Denn erklärtes Ziel der Stadt ist die Verminderung des Autobahnlärms, insbesondere der A3. Der rund 4,5 Kilometer lange Streckenabschnitt führt an allen drei Erkrather Stadtteilen vorbei und wird innerhalb von 24 Stunden von 136 000 Autos befahren. Weil dort in naher Zukunft die Erneuerung der besonders lauten Beton-Fahrbahndecke notwendig wird, ist der Einbau eines lärmarmen Fahrbahnbelages in Form eines offenporigen Asphaltes (OPA) sinnvoll, heißt es im Lärmaktionsplan. Im Vergleich zum Beton können Minderungen um bis zu 7 dB(A) erwartet werden. Ausdrücklich wird davon ausgegangen, dass auch Geschwindigkeitsbegrenzungen auf der A3 zur Minderung des Autobahnlärms beitragen können. Vor allem nachts zwischen 22 und 6 Uhr morgens sei eine Begrenzung sinnvoll, weil damit der Lärm von Pkw, die mit mehr als 170 km/h unterwegs seien, deutlich reduziert werde. Sanierungsbedarf gibt es auch auf der Neandertalbrücke. Um schlagartige Schallpegelspitzen zu vermeiden, sollten die Übergänge der Brücke mit lärmmindernden Belägen ausgestattet werden.

Aufgrund von EU-Richtlinien kann der Landesbetrieb Straßenbau, als ausführende Behörde zur Erneuerung der Fahrbahn, die Empfehlungen des Lärmaktionsplans nicht ignorieren. Da war sich die Stadt schon vor der Erstellung des Lärmaktionsplans sicher.

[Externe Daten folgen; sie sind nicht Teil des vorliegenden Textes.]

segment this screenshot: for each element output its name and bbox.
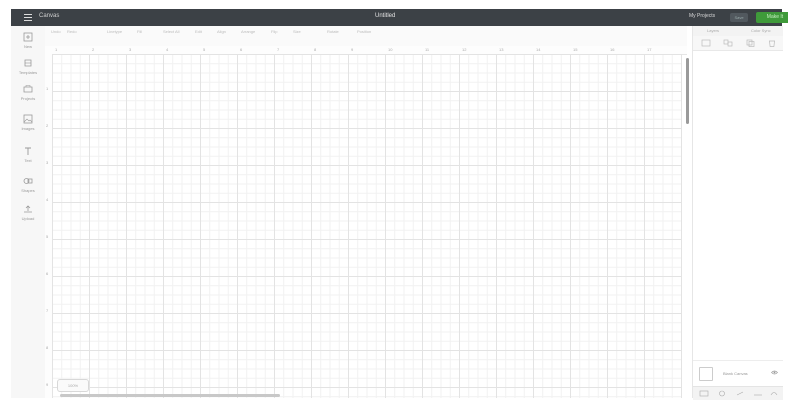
zoom-control[interactable]: 100% bbox=[57, 379, 89, 392]
tool-label: Upload bbox=[21, 216, 35, 221]
contour-icon[interactable] bbox=[769, 390, 779, 397]
ruler-number: 16 bbox=[610, 47, 615, 52]
ruler-number: 3 bbox=[46, 160, 49, 165]
vertical-scrollbar[interactable] bbox=[686, 58, 689, 124]
tool-label: Projects bbox=[20, 96, 36, 101]
slice-icon[interactable] bbox=[699, 390, 709, 397]
edit-options-bar: Undo Redo Linetype Fill Select All Edit … bbox=[45, 26, 687, 47]
ruler-number: 9 bbox=[46, 382, 49, 387]
rotate-field[interactable]: Rotate bbox=[327, 29, 339, 41]
tool-label: Images bbox=[21, 126, 35, 131]
undo-button[interactable]: Undo bbox=[51, 29, 61, 41]
tool-label: Text bbox=[24, 158, 32, 163]
ruler-number: 11 bbox=[425, 47, 430, 52]
ruler-number: 3 bbox=[129, 47, 132, 52]
ruler-number: 2 bbox=[46, 123, 49, 128]
group-icon[interactable] bbox=[701, 39, 711, 47]
blank-canvas-label[interactable]: Blank Canvas bbox=[723, 371, 748, 376]
ruler-number: 1 bbox=[55, 47, 58, 52]
ruler-number: 7 bbox=[277, 47, 280, 52]
horizontal-scrollbar[interactable] bbox=[60, 394, 280, 397]
weld-icon[interactable] bbox=[717, 390, 727, 397]
duplicate-icon[interactable] bbox=[745, 39, 755, 47]
left-toolbar: New Templates Projects Images Text Shape… bbox=[11, 26, 46, 398]
arrange-button[interactable]: Arrange bbox=[241, 29, 255, 41]
my-projects-link[interactable]: My Projects bbox=[689, 13, 715, 19]
new-icon bbox=[23, 32, 33, 42]
redo-button[interactable]: Redo bbox=[67, 29, 77, 41]
ruler-number: 5 bbox=[203, 47, 206, 52]
ruler-number: 12 bbox=[462, 47, 467, 52]
shapes-icon bbox=[23, 178, 33, 184]
ruler-number: 7 bbox=[46, 308, 49, 313]
ruler-number: 8 bbox=[46, 345, 49, 350]
projects-icon bbox=[23, 85, 33, 93]
layer-actions bbox=[693, 36, 783, 51]
templates-icon bbox=[24, 59, 32, 67]
attach-icon[interactable] bbox=[735, 390, 745, 397]
design-canvas[interactable] bbox=[52, 54, 682, 398]
tool-templates[interactable]: Templates bbox=[11, 58, 45, 75]
tool-projects[interactable]: Projects bbox=[11, 84, 45, 101]
tool-new[interactable]: New bbox=[11, 32, 45, 49]
tool-label: Templates bbox=[18, 70, 38, 75]
top-header: Canvas Untitled My Projects Save Make It bbox=[11, 9, 788, 26]
ruler-number: 6 bbox=[46, 271, 49, 276]
ruler-number: 2 bbox=[92, 47, 95, 52]
layers-panel: Layers Color Sync Blank Canvas bbox=[692, 26, 783, 400]
ruler-number: 17 bbox=[647, 47, 652, 52]
canvas-layer-row: Blank Canvas bbox=[693, 360, 783, 400]
ruler-number: 9 bbox=[351, 47, 354, 52]
make-it-button[interactable]: Make It bbox=[756, 12, 788, 23]
ruler-number: 15 bbox=[573, 47, 578, 52]
ruler-number: 4 bbox=[166, 47, 169, 52]
ruler-number: 14 bbox=[536, 47, 541, 52]
ruler-number: 13 bbox=[499, 47, 504, 52]
fill-select[interactable]: Fill bbox=[137, 29, 142, 41]
ruler-number: 4 bbox=[46, 197, 49, 202]
upload-icon bbox=[24, 205, 32, 213]
align-button[interactable]: Align bbox=[217, 29, 226, 41]
delete-icon[interactable] bbox=[767, 39, 777, 47]
flip-button[interactable]: Flip bbox=[271, 29, 277, 41]
ruler-number: 10 bbox=[388, 47, 393, 52]
select-all-button[interactable]: Select All bbox=[163, 29, 179, 41]
ruler-number: 6 bbox=[240, 47, 243, 52]
ruler-number: 8 bbox=[314, 47, 317, 52]
tool-text[interactable]: Text bbox=[11, 146, 45, 163]
tool-label: Shapes bbox=[21, 188, 35, 193]
images-icon bbox=[23, 114, 33, 124]
position-field[interactable]: Position bbox=[357, 29, 371, 41]
hamburger-icon[interactable] bbox=[24, 14, 32, 21]
ruler-number: 1 bbox=[46, 86, 49, 91]
tool-label: New bbox=[23, 44, 32, 49]
tool-images[interactable]: Images bbox=[11, 114, 45, 131]
tab-layers[interactable]: Layers bbox=[707, 28, 719, 33]
linetype-select[interactable]: Linetype bbox=[107, 29, 122, 41]
size-field[interactable]: Size bbox=[293, 29, 301, 41]
document-title[interactable]: Untitled bbox=[375, 13, 395, 19]
tab-color-sync[interactable]: Color Sync bbox=[751, 28, 771, 33]
tool-upload[interactable]: Upload bbox=[11, 204, 45, 221]
flatten-icon[interactable] bbox=[753, 390, 763, 397]
canvas-label: Canvas bbox=[39, 13, 60, 19]
edit-button[interactable]: Edit bbox=[195, 29, 202, 41]
ungroup-icon[interactable] bbox=[723, 39, 733, 47]
text-icon bbox=[25, 147, 31, 155]
eye-icon[interactable] bbox=[771, 370, 778, 375]
canvas-color-swatch[interactable] bbox=[699, 367, 713, 381]
ruler-number: 5 bbox=[46, 234, 49, 239]
tool-shapes[interactable]: Shapes bbox=[11, 176, 45, 193]
save-button[interactable]: Save bbox=[730, 13, 748, 22]
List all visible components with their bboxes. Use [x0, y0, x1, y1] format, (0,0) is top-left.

In punkto Eisenbahnschienen und dem damit verbundenen Geräuschen durch Züge können sich die Bürger vorerst wenig Hoffnung auf zusätzlichen Schallschutz machen. Erst in etwa fünf Jahren wird die Bahn möglicherweise mit Untersuchungen zur Lärmsanierung beginnen heißt es im Lärmaktionsplan.

Eine Empfehlung an die Stadt, die nicht besonders neu, aber immer wieder sinnvoll ist: Grundsätzlich sollen Wohngebiete nur dort ausgewiesen werden, wo gesunde Wohnverhältnisse gewährleistet sind. Denn Lärm kann krank machen, heißt es im Plan. Lärm mindere die Arbeitsleistung und das Wohlbefinden von Menschen, drücke Immobilienpreise, reduziere die Einnahmen von Kommunen – heißt es im Lärmaktionsplan. Ein Argument, was möglicherweise noch viel mehr zieht. Der "Flüsterasphalt" ist nur 270 000 Euro teurer.